Comment on Judge Rules Training AI on Authors' Books Is Legal But Pirating Them Is Not
LoreleiSankTheShip@lemmy.ml 2 days agoAs long as they don’t use exactly the same words in the book, yeah, as I understand it.
Comment on Judge Rules Training AI on Authors' Books Is Legal But Pirating Them Is Not
LoreleiSankTheShip@lemmy.ml 2 days agoAs long as they don’t use exactly the same words in the book, yeah, as I understand it.
vane@lemmy.world 2 days ago
How they don’t use same words in the book ? That’s not how LLM works. They use exactly same words if the probabilities align. It’s proved by this study. arxiv.org/abs/2505.12546
SufferingSteve@feddit.nu 2 days ago
The “if” is working overtime in your statement
nednobbins@lemmy.zip 2 days ago
I’d say there are two issues with it.
FIrst, it’s a very new article with only 3 citations. The authors seem like serious researchers but the paper itself is still in the, “hot off the presses” stage and wouldn’t qualify as “proven” yet.
It also doesn’t exactly say that books are copies. It says that in some models, it’s possible to extract some portions of some texts. They cite “1984” and “Harry Potter” as two books that can be extracted almost entirely, under some circumstances. They also find that, in general, extraction rates are below 1%.

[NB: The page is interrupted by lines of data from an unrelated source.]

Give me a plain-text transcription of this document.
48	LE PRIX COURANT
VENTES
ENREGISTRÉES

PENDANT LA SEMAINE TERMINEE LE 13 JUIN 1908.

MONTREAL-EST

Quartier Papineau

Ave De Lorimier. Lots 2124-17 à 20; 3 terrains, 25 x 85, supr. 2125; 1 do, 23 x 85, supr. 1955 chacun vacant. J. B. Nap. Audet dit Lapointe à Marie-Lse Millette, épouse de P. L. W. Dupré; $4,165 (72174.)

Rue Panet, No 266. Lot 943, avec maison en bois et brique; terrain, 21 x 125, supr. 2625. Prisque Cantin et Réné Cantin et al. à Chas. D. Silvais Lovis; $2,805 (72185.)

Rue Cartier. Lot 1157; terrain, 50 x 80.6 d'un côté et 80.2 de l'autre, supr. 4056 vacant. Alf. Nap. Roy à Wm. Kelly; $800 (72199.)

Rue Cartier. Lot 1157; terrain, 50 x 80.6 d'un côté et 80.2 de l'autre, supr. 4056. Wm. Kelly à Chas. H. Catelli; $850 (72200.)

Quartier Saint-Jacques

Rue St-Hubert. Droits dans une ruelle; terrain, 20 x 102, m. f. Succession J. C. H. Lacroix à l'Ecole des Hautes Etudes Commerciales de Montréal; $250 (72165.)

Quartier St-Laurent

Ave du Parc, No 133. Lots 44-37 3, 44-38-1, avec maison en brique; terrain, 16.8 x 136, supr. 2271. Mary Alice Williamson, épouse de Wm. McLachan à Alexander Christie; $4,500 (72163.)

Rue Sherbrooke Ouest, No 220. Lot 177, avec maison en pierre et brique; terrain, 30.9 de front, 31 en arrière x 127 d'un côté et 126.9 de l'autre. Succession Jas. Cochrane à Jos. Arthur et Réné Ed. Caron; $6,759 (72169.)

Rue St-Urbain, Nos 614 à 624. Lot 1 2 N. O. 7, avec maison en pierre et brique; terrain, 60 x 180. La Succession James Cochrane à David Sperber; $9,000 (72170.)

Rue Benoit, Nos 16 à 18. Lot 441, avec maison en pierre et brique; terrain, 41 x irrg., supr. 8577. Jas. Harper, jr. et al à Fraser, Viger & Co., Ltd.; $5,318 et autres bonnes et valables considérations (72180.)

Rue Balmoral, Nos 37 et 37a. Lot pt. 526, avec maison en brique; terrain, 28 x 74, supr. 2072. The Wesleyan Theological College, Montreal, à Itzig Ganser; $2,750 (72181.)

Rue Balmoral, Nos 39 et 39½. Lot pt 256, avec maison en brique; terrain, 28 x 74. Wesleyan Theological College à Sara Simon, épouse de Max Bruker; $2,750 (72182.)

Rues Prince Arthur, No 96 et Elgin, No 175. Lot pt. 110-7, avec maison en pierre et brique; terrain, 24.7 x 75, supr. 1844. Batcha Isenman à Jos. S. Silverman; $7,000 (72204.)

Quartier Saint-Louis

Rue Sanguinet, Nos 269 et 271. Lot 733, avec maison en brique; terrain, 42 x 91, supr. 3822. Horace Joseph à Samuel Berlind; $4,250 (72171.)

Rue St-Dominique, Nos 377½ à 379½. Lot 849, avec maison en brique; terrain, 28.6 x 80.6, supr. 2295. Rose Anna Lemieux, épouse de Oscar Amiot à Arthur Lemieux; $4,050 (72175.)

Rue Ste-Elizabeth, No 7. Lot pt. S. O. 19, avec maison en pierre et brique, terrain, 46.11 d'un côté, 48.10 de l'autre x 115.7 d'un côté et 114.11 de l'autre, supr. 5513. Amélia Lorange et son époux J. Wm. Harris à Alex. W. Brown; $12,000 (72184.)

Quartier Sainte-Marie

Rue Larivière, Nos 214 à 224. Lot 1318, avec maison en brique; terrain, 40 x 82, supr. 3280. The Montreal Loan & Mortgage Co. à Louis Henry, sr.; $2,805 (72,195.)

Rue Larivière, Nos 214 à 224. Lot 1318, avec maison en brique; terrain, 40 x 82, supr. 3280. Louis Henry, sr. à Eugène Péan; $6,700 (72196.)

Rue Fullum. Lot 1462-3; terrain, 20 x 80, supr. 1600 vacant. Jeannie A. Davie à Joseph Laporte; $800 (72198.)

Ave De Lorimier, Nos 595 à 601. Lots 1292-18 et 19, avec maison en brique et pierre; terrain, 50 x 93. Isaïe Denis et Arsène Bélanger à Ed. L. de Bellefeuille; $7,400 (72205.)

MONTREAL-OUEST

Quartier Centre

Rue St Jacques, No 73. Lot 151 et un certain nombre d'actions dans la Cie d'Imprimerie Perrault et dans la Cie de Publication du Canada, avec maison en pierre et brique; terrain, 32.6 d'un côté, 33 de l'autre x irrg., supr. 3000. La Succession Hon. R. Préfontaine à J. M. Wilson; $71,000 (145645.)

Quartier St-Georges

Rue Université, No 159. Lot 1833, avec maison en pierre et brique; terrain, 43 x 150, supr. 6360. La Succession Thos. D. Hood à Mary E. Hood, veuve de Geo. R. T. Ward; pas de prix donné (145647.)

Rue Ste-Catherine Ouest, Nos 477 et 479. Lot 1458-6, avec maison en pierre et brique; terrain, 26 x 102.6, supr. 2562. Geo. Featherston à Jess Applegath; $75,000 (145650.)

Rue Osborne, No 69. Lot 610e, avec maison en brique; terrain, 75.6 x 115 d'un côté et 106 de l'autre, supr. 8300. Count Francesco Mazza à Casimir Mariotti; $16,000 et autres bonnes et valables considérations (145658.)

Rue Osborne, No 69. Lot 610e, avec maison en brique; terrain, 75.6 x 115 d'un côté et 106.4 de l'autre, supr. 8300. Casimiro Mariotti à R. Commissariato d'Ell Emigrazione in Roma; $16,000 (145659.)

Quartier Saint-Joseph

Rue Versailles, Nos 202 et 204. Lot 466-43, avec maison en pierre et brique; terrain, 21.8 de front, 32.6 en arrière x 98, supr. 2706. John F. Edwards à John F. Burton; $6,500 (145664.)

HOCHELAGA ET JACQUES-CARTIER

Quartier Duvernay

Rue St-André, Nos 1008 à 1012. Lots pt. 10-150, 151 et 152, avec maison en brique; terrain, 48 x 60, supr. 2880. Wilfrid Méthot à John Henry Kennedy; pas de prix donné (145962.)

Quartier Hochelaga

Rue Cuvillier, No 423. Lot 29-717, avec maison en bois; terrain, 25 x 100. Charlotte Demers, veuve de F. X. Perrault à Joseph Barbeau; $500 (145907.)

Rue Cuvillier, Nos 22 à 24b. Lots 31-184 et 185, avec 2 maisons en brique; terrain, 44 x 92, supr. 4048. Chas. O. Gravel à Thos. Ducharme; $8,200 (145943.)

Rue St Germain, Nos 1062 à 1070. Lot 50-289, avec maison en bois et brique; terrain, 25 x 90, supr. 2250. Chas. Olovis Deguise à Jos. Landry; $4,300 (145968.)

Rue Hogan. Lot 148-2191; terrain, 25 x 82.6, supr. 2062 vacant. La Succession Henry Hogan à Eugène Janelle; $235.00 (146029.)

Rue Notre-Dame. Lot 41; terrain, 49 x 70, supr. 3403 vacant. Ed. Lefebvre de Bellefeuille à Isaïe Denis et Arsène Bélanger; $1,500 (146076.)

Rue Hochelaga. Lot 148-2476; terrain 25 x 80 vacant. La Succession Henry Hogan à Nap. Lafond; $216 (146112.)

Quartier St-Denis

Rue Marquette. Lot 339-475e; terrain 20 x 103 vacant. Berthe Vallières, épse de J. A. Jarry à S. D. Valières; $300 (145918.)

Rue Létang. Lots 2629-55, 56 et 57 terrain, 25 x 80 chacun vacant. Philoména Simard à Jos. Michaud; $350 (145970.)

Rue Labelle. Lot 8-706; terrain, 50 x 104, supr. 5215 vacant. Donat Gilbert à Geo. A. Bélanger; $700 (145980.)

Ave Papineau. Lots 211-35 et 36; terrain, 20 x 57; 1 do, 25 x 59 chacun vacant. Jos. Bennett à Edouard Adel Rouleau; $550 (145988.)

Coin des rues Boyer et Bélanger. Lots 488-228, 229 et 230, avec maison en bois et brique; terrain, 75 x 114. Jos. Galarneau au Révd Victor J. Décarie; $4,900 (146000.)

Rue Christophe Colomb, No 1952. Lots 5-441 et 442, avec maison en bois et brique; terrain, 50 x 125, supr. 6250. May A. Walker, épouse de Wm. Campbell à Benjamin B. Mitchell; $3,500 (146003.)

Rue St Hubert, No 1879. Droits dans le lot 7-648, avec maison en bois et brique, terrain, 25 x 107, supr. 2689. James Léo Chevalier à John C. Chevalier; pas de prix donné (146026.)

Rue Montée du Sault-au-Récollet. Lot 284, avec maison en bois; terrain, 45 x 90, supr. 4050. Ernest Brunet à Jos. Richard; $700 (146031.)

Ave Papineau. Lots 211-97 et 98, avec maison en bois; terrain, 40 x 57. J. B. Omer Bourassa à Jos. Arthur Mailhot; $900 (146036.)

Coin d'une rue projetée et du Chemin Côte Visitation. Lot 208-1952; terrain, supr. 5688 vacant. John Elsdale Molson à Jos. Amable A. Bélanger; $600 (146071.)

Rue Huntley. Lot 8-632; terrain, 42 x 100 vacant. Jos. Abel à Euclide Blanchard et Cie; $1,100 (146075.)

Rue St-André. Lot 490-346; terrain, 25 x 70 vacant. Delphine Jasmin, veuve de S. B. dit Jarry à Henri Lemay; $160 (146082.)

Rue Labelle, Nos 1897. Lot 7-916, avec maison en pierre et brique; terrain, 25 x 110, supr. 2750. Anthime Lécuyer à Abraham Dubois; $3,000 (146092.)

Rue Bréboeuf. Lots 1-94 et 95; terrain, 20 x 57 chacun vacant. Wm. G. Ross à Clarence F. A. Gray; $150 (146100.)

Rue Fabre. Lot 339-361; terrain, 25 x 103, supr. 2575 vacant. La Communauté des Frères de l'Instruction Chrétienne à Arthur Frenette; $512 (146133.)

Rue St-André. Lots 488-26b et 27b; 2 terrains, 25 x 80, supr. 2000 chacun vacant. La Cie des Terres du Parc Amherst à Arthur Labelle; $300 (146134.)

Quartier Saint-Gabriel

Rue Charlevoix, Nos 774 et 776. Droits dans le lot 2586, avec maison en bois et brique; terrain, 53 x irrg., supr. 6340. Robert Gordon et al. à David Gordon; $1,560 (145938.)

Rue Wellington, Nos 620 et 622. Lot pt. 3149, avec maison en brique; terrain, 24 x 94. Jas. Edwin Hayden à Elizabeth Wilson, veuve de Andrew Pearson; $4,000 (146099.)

vane@lemmy.world 2 days ago
Yeah but it’s just a start to reverse the process and prove that there is no AI. We only started with generating text I bet people figure out how to reverse process by using some sort of Rosetta stone. It’s just probabilities after all.
nednobbins@lemmy.zip 2 days ago
That’s possible but it’s not what the authors found.
They spend a fair amount of the conclusion emphasizing how exploratory and ambiguous their findings are. The researchers themselves are very careful to point out that this is not a smoking gun.